5.5 – Logarithmic Differentiation- You will study about logarithmic differentiation i.e. differentiation of the function in the form of a logarithm.


5.6 – Derivatives of Functions in Parametric Forms- You will study about derivatives of functions in parametric form.


5.7 – Second Order Derivative- You will study and learn to differentiate the functions of second and third-order.


5.8 – Mean Value Theorem- You will study about two fundamental results in calculus without proof, the geometric interpretation of theorems, Rolle’s Theorem, Mean Value Theorem. (Not present in current syllabus)

3. How many exercises are there in Class 12 Maths Chapter 3 NCERT book?

A. Class 1 Maths Chapter 3 has a total of eight exercises and each exercise consists of a bunch of questions of all types. 

  • EXERCISE 5.1 - 34 Questions

  • EXERCISE 5.2 - 10 Questions

  • EXERCISE 5.3 - 15 Questions 

  • EXERCISE 5.4 - 10 Questions

  • EXERCISE 5.5 - 18 Questions

  • EXERCISE 5.6 - 11 Questions

  • EXERCISE 5.7 - 17 Questions

  • EXERCISE 5.8 - 6 Questions

4. Why should I opt for Chapter 3 of Class 12 Mathematics NCERT Solutions?

A. There are several benefits for opting Chapter 3 of Class 12 Mathematics NCERT Solutions.
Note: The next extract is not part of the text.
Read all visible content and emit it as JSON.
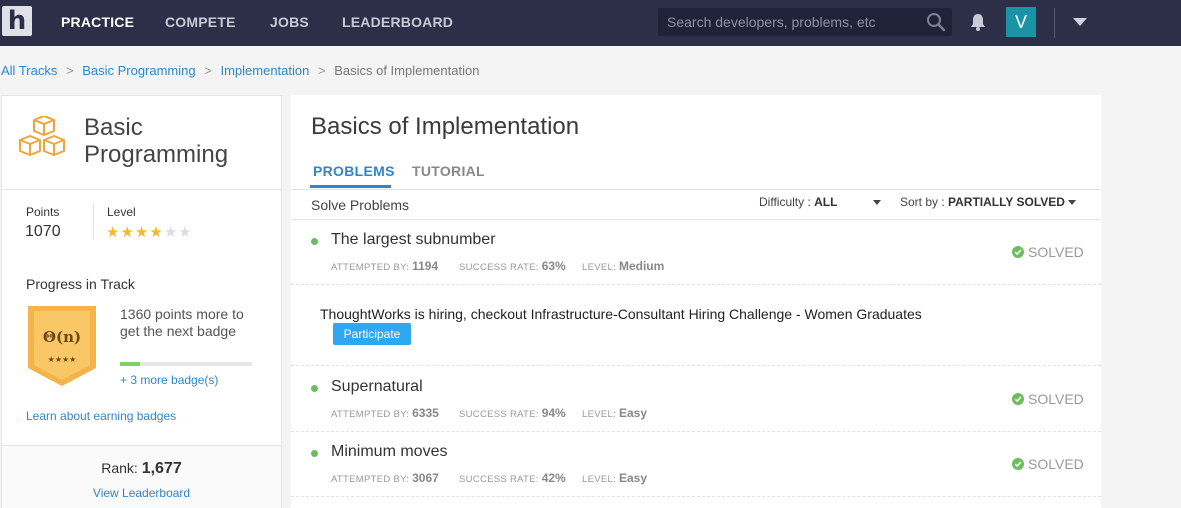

Class 12 Mathematics Chapter 3 of NCERT Solutions are designed and created by the best subject matter experts from the relevant industry. All the topics covered in all the answers and each answer come with an in-depth explanation of every concept to make them understandable. These NCERT Solutions for Class 12 Chapter 3 Mathematics plays a crucial role in your preparation for various competitive exams apart from the board exams as well such as JEE Main, Olympiad etc. These solutions will be very helpful when you will study at home as per your own convenience.